On December 3, 1985, plaintiff, Ricky J. Clouatre, was involved in an automobile accident in the course and scope of his employment with Brown & Browning. While stopped at a red light, the van in which he was a passenger was struck from the rear by a truck. He complained of [697]*697neck and back pain and was transported by ambulance to West Jefferson Hospital where he was treated and released. X-rays revealed a grade one spondylolisthesis, a congenital and often degenerative spinal defect. Clouatre was involved in a second accident on the way home from the hospital but did not require further medical treatment.

Plaintiff was referred to Dr. Arthur Kleinschmidt, an orthopedic specialist, who, after examination, found no objective sign of injury other than the grade one spondy-lolisthesis and subsequently released him to return to work in March 1986. In August of that year, plaintiff was fired for leaving the job without permission. He then secured employment with U-Haul/Worldwide Van Lines, but was terminated two weeks later when a reference check revealed his record with Brown & Browning. He then applied for a job at Avondale Shipyards, but he was turned down when his preemployment X-ray revealed the grade one spondylolisthesis.
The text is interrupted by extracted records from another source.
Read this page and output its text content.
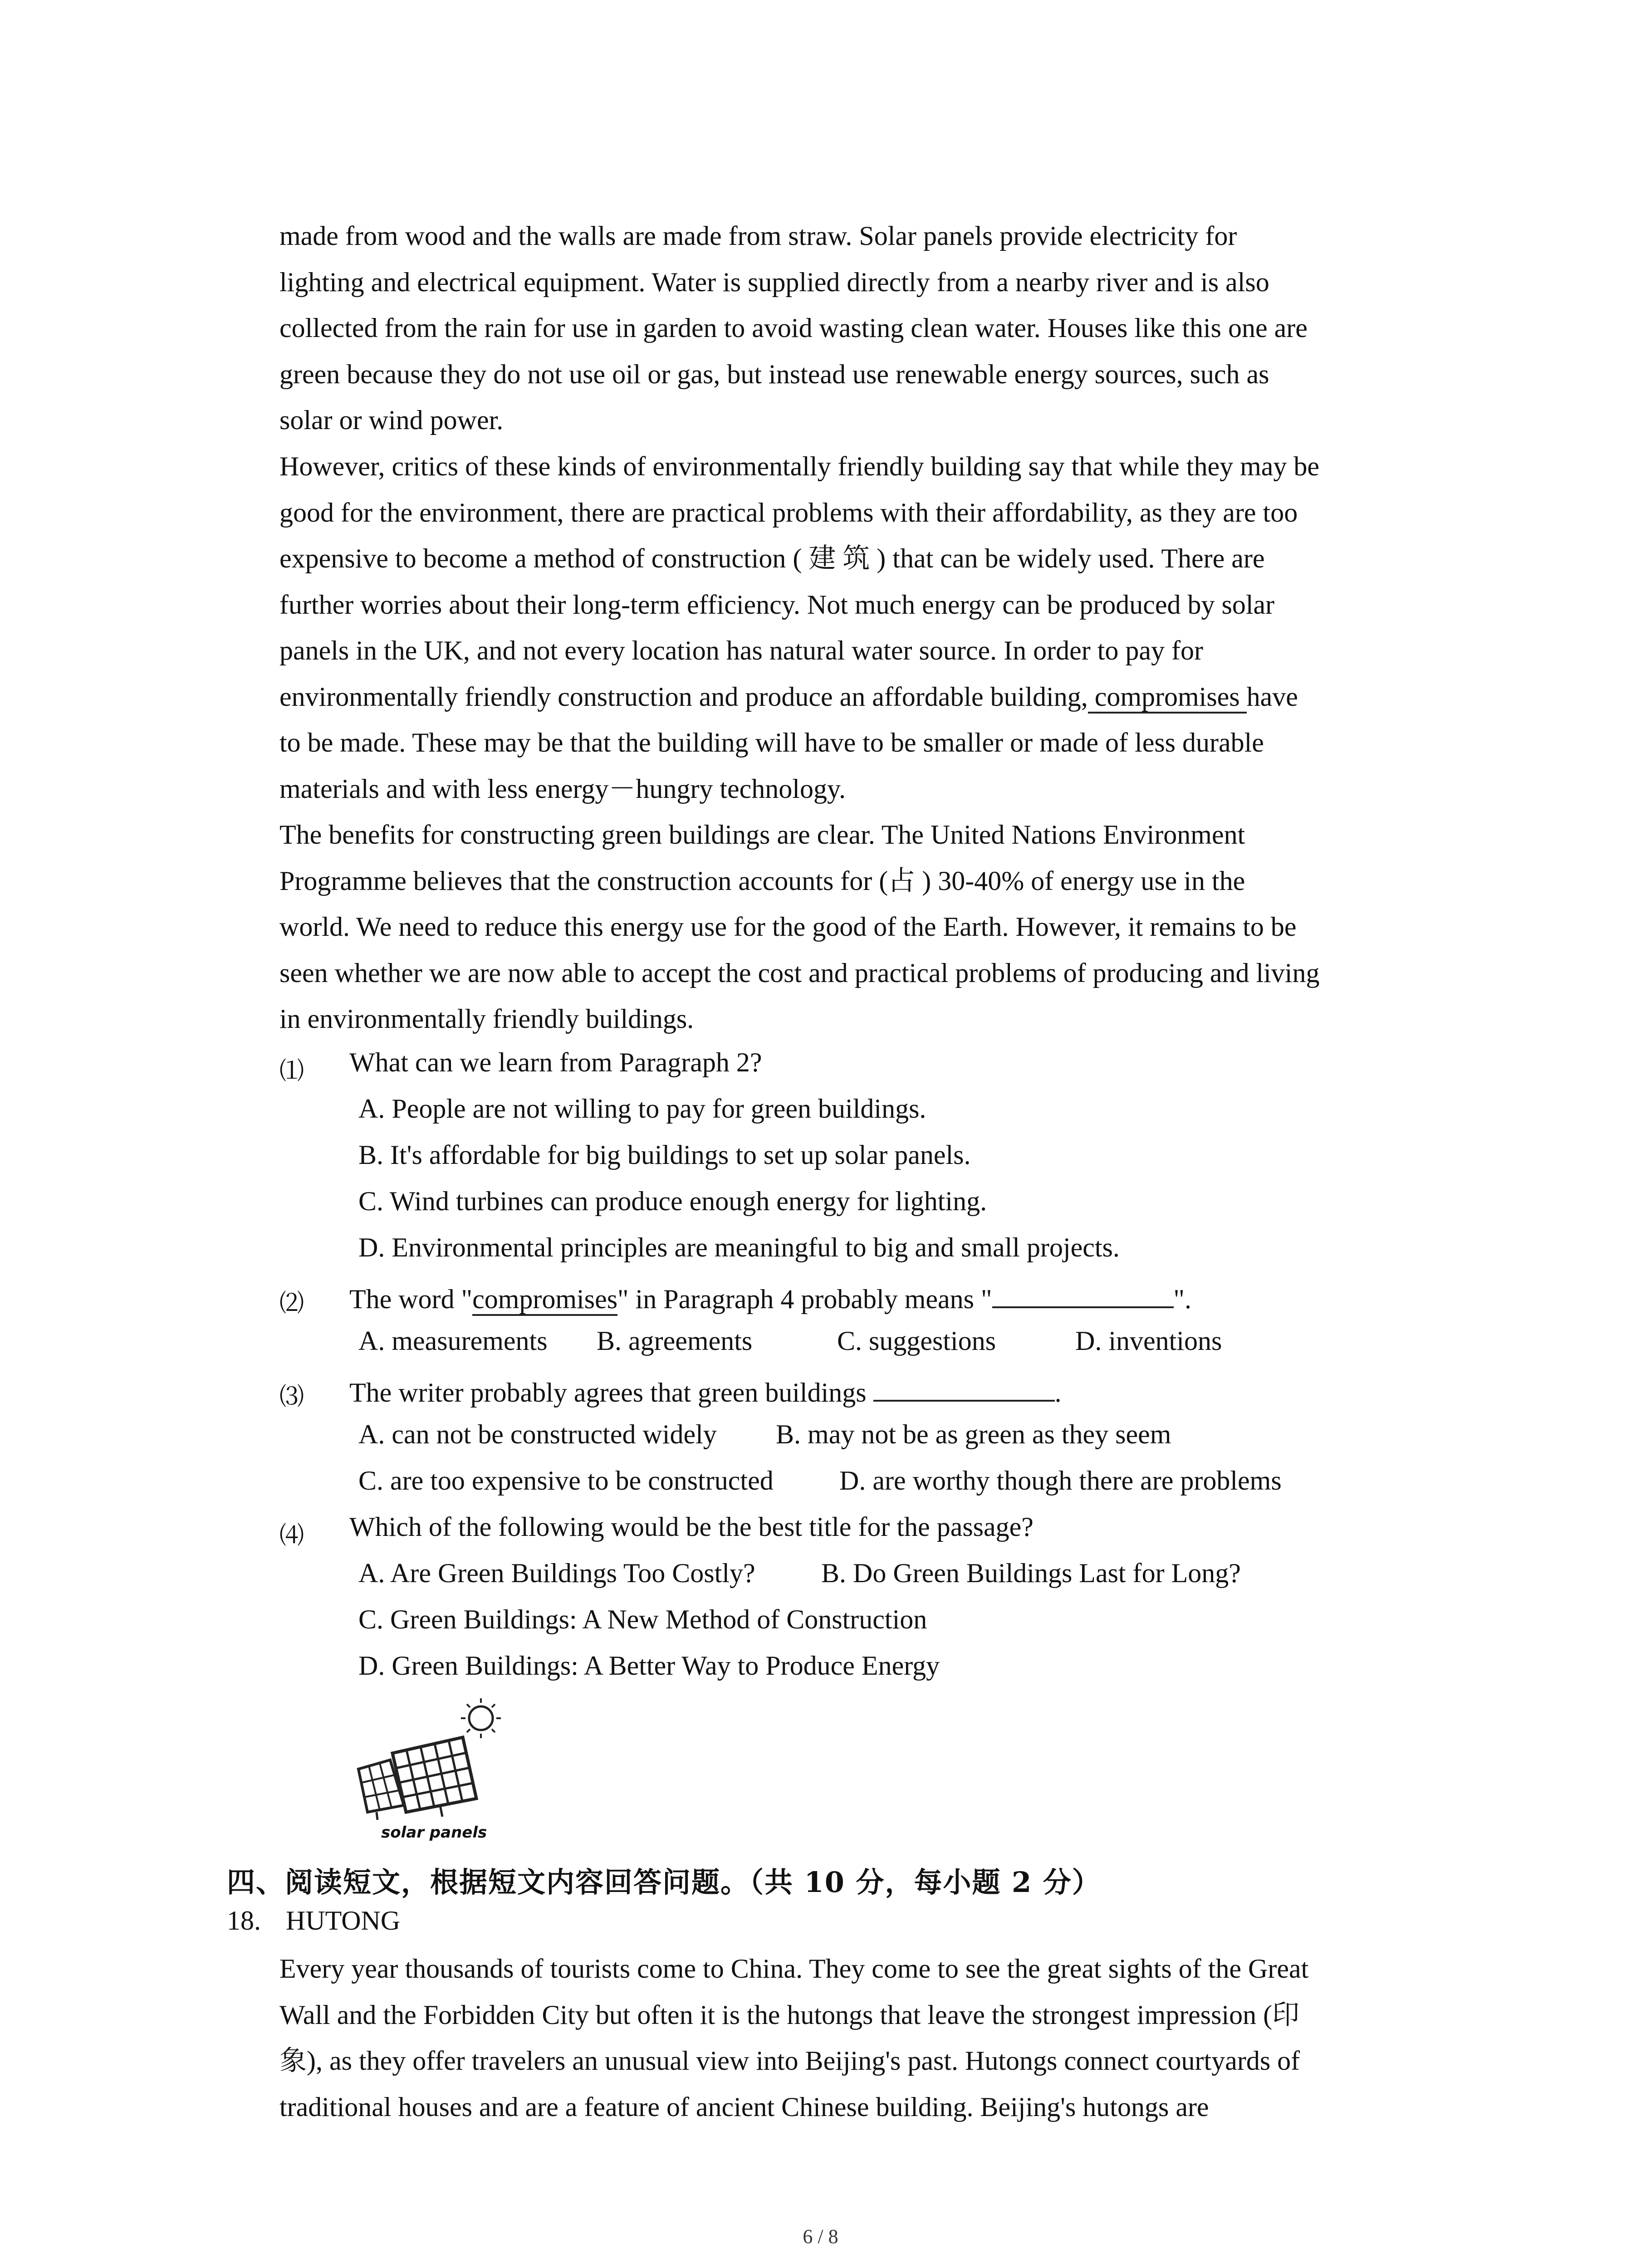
made from wood and the walls are made from straw. Solar panels provide electricity for
lighting and electrical equipment. Water is supplied directly from a nearby river and is also
collected from the rain for use in garden to avoid wasting clean water. Houses like this one are
green because they do not use oil or gas, but instead use renewable energy sources, such as
solar or wind power.
However, critics of these kinds of environmentally friendly building say that while they may be
good for the environment, there are practical problems with their affordability, as they are too
expensive to become a method of construction ( 建 筑 ) that can be widely used. There are
further worries about their long-term efficiency. Not much energy can be produced by solar
panels in the UK, and not every location has natural water source. In order to pay for
environmentally friendly construction and produce an affordable building, compromises have
to be made. These may be that the building will have to be smaller or made of less durable
materials and with less energy－hungry technology.
The benefits for constructing green buildings are clear. The United Nations Environment
Programme believes that the construction accounts for (占 ) 30-40% of energy use in the
world. We need to reduce this energy use for the good of the Earth. However, it remains to be
seen whether we are now able to accept the cost and practical problems of producing and living
in environmentally friendly buildings.
⑴ What can we learn from Paragraph 2?
A. People are not willing to pay for green buildings.
B. It's affordable for big buildings to set up solar panels.
C. Wind turbines can produce enough energy for lighting.
D. Environmental principles are meaningful to big and small projects.
⑵ The word "compromises" in Paragraph 4 probably means "	".
A. measurements B. agreements	C. suggestions	D. inventions
⑶ The writer probably agrees that green buildings	.
A. can not be constructed widely B. may not be as green as they seem
C. are too expensive to be constructed D. are worthy though there are problems
⑷ Which of the following would be the best title for the passage?
A. Are Green Buildings Too Costly? B. Do Green Buildings Last for Long?
C. Green Buildings: A New Method of Construction
D. Green Buildings: A Better Way to Produce Energy
solar panels
四、阅读短文，根据短文内容回答问题。（共 10 分，每小题 2 分）
18. HUTONG
Every year thousands of tourists come to China. They come to see the great sights of the Great
Wall and the Forbidden City but often it is the hutongs that leave the strongest impression (印
象), as they offer travelers an unusual view into Beijing's past. Hutongs connect courtyards of
traditional houses and are a feature of ancient Chinese building. Beijing's hutongs are
6 / 8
On October 28, 1986, he returned to Dr. Kleinschmidt, complaining of alleged recurrent back pain beginning one week prior to this visit; on December 8, 1986, plaintiff sought treatment from Dr. John Schumacher, a neurosurgeon, who recommended hospitalization for diagnostic testing. A cervical myelogram, C-T scan, and EMG nerve conduction studies were performed and all failed to reveal any objective findings other than the grade one spondylolisthesis. Dr. Schumacher recommended physical therapy and vocational rehabilitation. On August 10,1987, Dr. Schumacher assigned plaintiff a 15 percent Hollman physical impairment rating due to his grade one spondylolisthe-sis and released plaintiff from his care.

ANALYSIS — ISSUE ONE

Our standard for review of fact was succinctly set forth by the Louisiana Supreme Court in Canter v. Koehring Co., 283 So.2d 716, 724 (La.1973), concluding:

When there is evidence before the trier of fact which, upon its reasonable evaluation of credibility, furnishes a reasonable factual basis for the trial court’s finding, on review the appellate court should not disturb this factual finding in the absence of manifest error. Stated another way, the reviewing court must give great weight to factual conclusions of the trier of fact; where there is conflict in the testimony, reasonable evaluations of credibility and reasonable inferences of fact should not be disturbed upon review, even though the appellate court may feel that its own evaluations and inferences are as reasonable. The reason for this well-settled principle of review is based not only upon the trial court’s better capacity to evaluate live witnesses (as compared with the appellate court’s access only to a cold record), but also upon the proper allocation of trial and appellate functions between the respective courts.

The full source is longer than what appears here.